Even without Wade, Politziner said there would be plenty of marketing opportunities left for players such as Bosh, Hassan Whiteside and Goran Dragić. South Florida is a strong basketball viewership market, as both Miami and West Palm Beach were in the Top 10 in NBA Finals ratings this year to watch Cleveland outlast Golden State. “What the roster looks like today won’t be what the roster looks like on opening day [next season] and top-flight free agents will be available next year,” Politziner said.

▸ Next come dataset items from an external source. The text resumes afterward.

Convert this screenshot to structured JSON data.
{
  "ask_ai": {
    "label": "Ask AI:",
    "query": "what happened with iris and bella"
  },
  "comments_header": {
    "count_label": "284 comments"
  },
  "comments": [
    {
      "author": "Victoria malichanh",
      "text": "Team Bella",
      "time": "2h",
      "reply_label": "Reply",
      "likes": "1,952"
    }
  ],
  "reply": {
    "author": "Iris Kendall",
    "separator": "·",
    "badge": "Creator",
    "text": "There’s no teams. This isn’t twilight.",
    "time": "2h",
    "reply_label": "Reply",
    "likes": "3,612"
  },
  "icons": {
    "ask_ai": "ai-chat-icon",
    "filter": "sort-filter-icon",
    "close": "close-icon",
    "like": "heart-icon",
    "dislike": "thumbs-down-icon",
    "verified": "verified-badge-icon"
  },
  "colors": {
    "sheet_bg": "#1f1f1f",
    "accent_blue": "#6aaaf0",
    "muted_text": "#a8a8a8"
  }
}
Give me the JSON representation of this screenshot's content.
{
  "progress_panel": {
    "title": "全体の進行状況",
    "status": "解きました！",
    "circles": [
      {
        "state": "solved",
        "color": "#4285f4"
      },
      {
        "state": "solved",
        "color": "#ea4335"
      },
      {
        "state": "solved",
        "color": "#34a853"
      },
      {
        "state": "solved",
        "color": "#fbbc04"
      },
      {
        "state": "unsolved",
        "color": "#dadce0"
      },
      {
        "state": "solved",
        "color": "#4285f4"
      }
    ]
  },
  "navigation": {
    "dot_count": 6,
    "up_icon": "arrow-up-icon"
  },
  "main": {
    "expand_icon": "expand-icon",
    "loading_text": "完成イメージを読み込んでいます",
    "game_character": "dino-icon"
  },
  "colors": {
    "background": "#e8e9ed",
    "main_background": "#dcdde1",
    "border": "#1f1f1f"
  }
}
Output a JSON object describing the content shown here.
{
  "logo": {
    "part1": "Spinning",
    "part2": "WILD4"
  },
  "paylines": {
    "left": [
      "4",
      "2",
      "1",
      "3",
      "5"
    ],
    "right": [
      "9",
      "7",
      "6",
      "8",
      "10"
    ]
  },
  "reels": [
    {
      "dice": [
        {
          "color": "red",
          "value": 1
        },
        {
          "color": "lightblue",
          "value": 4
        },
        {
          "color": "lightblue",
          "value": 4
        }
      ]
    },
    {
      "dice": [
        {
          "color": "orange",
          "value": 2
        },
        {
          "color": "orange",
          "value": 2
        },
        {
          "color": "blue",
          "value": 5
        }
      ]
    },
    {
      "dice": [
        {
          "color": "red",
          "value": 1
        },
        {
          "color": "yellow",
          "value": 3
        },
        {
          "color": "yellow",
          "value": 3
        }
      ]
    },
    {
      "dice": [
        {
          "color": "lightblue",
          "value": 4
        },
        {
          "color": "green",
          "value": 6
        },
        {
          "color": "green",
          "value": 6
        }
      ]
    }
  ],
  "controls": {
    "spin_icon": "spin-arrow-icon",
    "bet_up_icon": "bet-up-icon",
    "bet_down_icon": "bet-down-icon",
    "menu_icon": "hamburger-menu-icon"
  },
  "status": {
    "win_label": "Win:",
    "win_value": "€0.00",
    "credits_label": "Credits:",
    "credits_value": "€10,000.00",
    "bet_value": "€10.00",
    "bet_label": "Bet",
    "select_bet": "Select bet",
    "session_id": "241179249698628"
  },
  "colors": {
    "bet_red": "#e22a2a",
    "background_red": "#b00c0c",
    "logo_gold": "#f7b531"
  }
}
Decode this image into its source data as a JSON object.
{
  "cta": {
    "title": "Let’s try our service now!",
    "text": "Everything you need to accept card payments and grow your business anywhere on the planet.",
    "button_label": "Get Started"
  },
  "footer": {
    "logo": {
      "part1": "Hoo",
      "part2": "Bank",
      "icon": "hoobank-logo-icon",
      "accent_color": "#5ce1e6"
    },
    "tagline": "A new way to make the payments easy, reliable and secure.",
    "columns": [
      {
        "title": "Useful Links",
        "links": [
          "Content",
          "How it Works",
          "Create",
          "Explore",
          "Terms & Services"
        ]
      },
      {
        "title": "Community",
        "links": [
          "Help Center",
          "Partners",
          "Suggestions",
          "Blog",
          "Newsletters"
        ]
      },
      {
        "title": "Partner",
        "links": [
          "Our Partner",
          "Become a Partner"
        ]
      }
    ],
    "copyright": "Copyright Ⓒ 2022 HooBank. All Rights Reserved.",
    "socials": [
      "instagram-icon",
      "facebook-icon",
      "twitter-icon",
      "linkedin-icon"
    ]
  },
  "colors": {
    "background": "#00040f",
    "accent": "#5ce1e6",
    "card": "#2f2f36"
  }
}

As for Wade’s personal sponsorship, the impact is yet to be seen. The Collection luxury car dealership in Coral Gables features Wade prominently in its marketing. Bakhai said that local sponsorship deals are usually tied to remaining on the local team, unless they are year-to-year deals, but national sponsorship deals are rarely connected to a team.
Those national sponsorship deals are a big reason why Wade could retain his Miami home. Bakhai pointed out that Illinois has a 3.75 percent personal income tax. That would apply to Wade’s salary from home games with the Chicago Bulls and any Illinois sponsorship deals, but national sponsorship deals would be taxed by the state in which Wade resides. If Wade keeps his off-season residence in Miami, he can avoid Illinois state tax on his national sponsorship income, Bakhai said.
So Wade may not be so far away from Miami after all.